A growing consumer backlash against new wireless digital technology for measuring power usage is slowing U.S. utilities’ $29 billion effort to upgrade their networks.
States including Maine, California and Vermont have responded to customer concerns about higher bills and safety by offering them the option of keeping their conventional devices for an extra charge.
The fee may discourage drop-outs from the “smart-meter” program, in which household usage data is transmitted over radio waves to local utilities such as Central Maine Power, PG&E and Central Vermont Public Service, which can use the information to charge higher rates during times of peak demand.
“Charging fees for opting out is pretty outrageous,” said Charles Acquard, executive director of National Association of State Utility Consumer Advocates, which represents 44 consumer groups in 40 states.
Escalating consumer opposition is delaying efforts to deliver power more efficiently because the gadgets anchor next-generation transmission grids. Several utilities, including one owned by Warren Buffett’s Berkshire Hathaway, are holding off on roll-out plans until regulators decide whether they can force consumers to pay costs for the technology that utilities also refuse to pick up.
Smart meters, so called because they allow real-time usage monitoring, originally were pitched by the industry as a boon to consumers for increasing control over consumption. While the effort won grants from the Obama administration, consumer advocates say benefits have yet to materialize as promised.
A minority of customers complained the devices instead raise their bills, compromise privacy and risk their health with electro-magnetic fields emitted by the wireless technology. The devices also promise to save utilities money by eliminating meter readers, shortening response times to power failures, and allowing for remote switching when turning service on or off.
While the companies anticipate cost savings, they’ve pushed for the expense of buying and installing the new meters to be passed on through customer bills.

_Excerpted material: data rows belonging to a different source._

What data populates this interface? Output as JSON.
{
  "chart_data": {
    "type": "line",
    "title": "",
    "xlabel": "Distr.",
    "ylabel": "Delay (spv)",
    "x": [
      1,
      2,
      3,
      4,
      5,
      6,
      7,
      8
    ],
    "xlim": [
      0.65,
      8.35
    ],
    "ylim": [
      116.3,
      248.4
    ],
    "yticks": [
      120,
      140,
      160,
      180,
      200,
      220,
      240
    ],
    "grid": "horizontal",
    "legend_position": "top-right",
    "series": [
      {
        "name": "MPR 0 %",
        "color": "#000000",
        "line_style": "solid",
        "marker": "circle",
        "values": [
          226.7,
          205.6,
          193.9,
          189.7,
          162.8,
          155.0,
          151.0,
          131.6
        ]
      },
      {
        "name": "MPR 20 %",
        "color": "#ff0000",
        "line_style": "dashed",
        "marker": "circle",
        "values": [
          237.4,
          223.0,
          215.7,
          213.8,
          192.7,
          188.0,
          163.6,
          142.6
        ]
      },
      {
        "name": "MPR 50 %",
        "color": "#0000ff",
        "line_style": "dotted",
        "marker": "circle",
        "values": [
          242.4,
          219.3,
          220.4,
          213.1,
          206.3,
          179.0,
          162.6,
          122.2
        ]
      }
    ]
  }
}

The meters are key to the “smart grid” being rolled out nationwide to increase delivery flexibility. Investment by utilities in the new grid has totaled $15.4 billion through the first quarter of 2012 and is projected to increase by another $13.4 billion through 2015, said Theodore Hesser, an analyst for Bloomberg New Energy Finance.
Not all companies are plowing ahead. In November, MidAmerican Energy, a utility owned by Buffett’s Berkshire Hathaway, told Iowa regulators it was waiting to deploy electric smart meters while it assesses how other power companies address complaints.
Alliant Energy’s Iowa utility told state regulators that concerns about raising customer bills and rapidly changing technology were among the reasons keeping it on the sidelines.
Last fall, Connecticut delayed its decision on Northeast Utilities’ proposal to install 1.2 million smart meters, saying it needed time to establish a state policy on the technology.
Edison International’s Southern California Edison, the state’s second-largest utility, said about 28,000 customers have asked for a delay of a smart meter installation out of 4.9 million customers, said Ken Devore, director of the utility’s smart grid program.
That will not interfere with its program that can offer benefits to its customers such as tracking and saving on energy use, he said. “These are safe, secure and high quality devices,” he said.
An increasing number of states are moving to motivate consumers to go along by permitting utilities to charge those who refuse the meters to pay an extra monthly fee. State regulators see “smart” technology as a way of reducing power consumption during periods of peak demand, reducing the need to build expensive power plants and easing the potential for black-outs from capacity that can’t keep up with urban growth.
Nine U.S. states including Texas and Michigan are either considering allowing customers to decline a smart meter or are allowing for that option, according to state regulatory filings and an April 2012 report from the Edison Electric Institute, a Washington-based industry lobbying group.
Regulators and utilities also point to government studies that say the devices are safe. In 2011, the California Council on Science and Technology, a state-created technology advisory board, said in a report it found no evidence from scientific studies that smart meters were harmful and the devices emit far less radio-frequency energy than microwaves or mobile phones.
Smart meters must meet Federal Communications Commission guidelines on emission levels and those that meet the standards and are installed properly are safe, agency spokesman Neil Grace said.
California regulators have approved smart meter programs and decided households that don’t want a wireless unit should pay for the costs of continuing to use their old devices, said Terrie Prosper, spokeswoman for the California Public Utilities Commission.
Utilities, which back the state-imposed fees, say charging consumers for keeping their old mechanical meters will pay for the workers dispatched to homes and businesses each month to record usage by hand, the old-fashioned way.